The differentiation of a B cell to a plasma cell represents one of the most dramatic changes in cellular architecture known. The massive increase in the secretory pathway that occurs is necessary to allow the plasma cell to become a factory dedicated to the synthesis, assembly and transport of immunoglobulin (Ig) molecules. The production of these heteromeric proteins in the endoplasmic reticulum (ER) is both aided and monitored by a group of resident ER proteins known as molecular chaperones. If the Ig protein fails to mature properly, it is identified and transferred back across the ER membrane to the cytosol for degradation by the 26S proteasome. In addition to the massive number of Ig molecules that are processed each minute in a plasma cell, the mechanisms for generating antibody diversity put further demands on ER quality control systems in B lineage cells. Thus it is not surprising that many components of this system were first identified in immune cells, and it is possible that unique elements of the ER quality control apparatus could exist in these cells. To better define the mechanisms governing the biosynthesis of Ig proteins, we continue our studies on the molecular chaperone BiP, which binds to free Ig heavy chains (HC) and prevents their transport until they assemble with light chains (LC). We hypothesize that BiP and its co-factors work together in a carefully orchestrated fashion to aid Ig assembly, monitor the success of this operation, and finally to target improperly folded or assembled Ig subunits for degradation. Furthermore, we hypothesize that distinct regions of the ER exist to accommodate the seemingly antagonistic functions of protein folding and degradation and that individual ERdj family members allow BiP to participate in these different functions. In the present proposal we wish to further delineate critical checkpoints in Ig assembly and determine the mechanisms by which they are executed. To do so, we will determine the function of three ER localized DnaJ homologues in Ig folding, assembly and turnover, define the specificity of nucleotide exchange factors in releasing BiP from unfolded proteins, and finally delineate mechanisms used to identify unassembled Ig molecules and target them for degradation.

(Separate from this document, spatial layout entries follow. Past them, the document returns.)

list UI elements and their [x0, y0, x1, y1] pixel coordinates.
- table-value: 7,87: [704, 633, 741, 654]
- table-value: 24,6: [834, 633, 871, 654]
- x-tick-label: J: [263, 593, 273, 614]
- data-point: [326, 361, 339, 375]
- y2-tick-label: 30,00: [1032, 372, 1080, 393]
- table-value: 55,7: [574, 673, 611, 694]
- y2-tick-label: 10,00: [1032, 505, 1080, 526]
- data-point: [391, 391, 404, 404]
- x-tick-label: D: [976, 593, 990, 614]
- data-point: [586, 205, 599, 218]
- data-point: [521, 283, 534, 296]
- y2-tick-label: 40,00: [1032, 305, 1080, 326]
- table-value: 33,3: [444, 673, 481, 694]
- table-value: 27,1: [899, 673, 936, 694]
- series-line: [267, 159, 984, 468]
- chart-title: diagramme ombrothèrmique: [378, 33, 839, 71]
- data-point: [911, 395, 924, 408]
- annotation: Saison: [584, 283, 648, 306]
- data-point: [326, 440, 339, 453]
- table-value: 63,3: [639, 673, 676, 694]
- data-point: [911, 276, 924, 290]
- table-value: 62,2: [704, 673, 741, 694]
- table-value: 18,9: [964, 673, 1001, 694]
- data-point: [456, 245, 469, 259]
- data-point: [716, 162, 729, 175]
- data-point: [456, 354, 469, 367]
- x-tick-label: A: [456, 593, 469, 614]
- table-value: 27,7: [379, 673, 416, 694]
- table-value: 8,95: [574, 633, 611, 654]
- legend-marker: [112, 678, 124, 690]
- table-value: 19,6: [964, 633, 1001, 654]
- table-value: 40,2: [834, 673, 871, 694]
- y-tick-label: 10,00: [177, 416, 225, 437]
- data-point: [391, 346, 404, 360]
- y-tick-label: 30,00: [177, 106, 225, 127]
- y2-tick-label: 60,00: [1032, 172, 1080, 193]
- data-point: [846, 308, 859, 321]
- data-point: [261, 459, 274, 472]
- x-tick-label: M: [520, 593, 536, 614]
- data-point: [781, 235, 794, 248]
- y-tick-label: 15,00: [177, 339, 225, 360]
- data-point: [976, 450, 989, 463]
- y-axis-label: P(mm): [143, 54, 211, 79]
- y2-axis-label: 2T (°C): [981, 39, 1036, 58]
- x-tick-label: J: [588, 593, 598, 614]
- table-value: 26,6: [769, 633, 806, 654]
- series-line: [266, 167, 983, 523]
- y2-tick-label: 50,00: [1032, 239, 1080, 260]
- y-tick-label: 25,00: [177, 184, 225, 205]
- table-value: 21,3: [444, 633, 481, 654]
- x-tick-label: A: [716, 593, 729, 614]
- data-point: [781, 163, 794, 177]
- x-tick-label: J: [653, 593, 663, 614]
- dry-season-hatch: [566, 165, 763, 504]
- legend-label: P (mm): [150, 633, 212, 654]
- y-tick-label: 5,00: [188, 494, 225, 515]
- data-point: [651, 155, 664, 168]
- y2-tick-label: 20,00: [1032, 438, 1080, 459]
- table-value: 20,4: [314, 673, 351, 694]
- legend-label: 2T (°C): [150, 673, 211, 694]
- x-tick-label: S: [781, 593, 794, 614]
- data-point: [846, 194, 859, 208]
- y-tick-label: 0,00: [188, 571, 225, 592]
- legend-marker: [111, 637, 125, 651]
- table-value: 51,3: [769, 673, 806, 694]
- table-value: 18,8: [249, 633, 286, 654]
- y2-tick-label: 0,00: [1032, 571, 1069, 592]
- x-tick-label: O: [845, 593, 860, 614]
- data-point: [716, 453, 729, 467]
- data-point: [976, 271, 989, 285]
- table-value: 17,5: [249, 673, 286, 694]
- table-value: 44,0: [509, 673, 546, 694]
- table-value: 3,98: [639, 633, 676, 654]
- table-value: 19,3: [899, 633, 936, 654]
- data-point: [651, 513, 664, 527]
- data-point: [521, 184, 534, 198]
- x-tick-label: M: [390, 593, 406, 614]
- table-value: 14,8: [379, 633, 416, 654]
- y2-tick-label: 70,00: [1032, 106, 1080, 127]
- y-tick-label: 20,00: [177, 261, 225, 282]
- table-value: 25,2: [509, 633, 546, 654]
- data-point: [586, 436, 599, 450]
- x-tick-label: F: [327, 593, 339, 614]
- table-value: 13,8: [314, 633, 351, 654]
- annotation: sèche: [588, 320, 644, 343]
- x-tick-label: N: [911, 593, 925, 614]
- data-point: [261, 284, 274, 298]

B 细胞向浆细胞的分化是细胞中最显着的变化之一。 建筑已知。分泌途径的大量增加对于允许 浆细胞成为致力于合成、组装和运输免疫球蛋白（Ig）的工厂 分子。内质网 (ER) 中这些异聚蛋白的产生既是辅助的，也是 由一组称为分子伴侣的驻留 ER 蛋白进行监测。如果 Ig 蛋白未能成熟 正确地，它被识别并穿过 ER 膜转移回细胞质，并被 26S蛋白酶体。除了每分钟处理的大量 Ig 分子外， 浆细胞产生抗体多样性的机制对ER质量控制提出了进一步的要求 B 谱系细胞中的系统。因此，该系统的许多组件首次在 免疫细胞，并且 ER 质量控制装置的独特元件可能存在于这些细胞中 细胞。为了更好地定义控制 Ig 蛋白生物合成的机制，我们继续研究 分子伴侣 BiP，它与游离 Ig 重链 (HC) 结合并阻止其运输，直到它们 用轻链（LC）组装。我们假设 BiP 及其辅助因子以一种仔细的方式共同作用。 精心策划的时尚来帮助 Ig 组装，监控该操作的成功，并最终瞄准不正确的目标 折叠或组装 Ig 亚基以进行降解。此外，我们假设 ER 的不同区域 存在是为了适应蛋白质折叠和降解的看似对立的功能，并且 个别 ERdj 家庭成员允许 BiP 参与这些不同的功能。在本提案中，我们 希望进一步描述 Ig 组装中的关键检查点并确定它们的机制 被执行。为此，我们将确定三个 ER 定位的 DnaJ 同源物在 Ig 折叠中的功能， 组装和周转，定义核苷酸交换因子从未折叠状态释放 BiP 的特异性 蛋白质，最后描述用于识别未组装的 Ig 分子并将其靶向的机制 降解。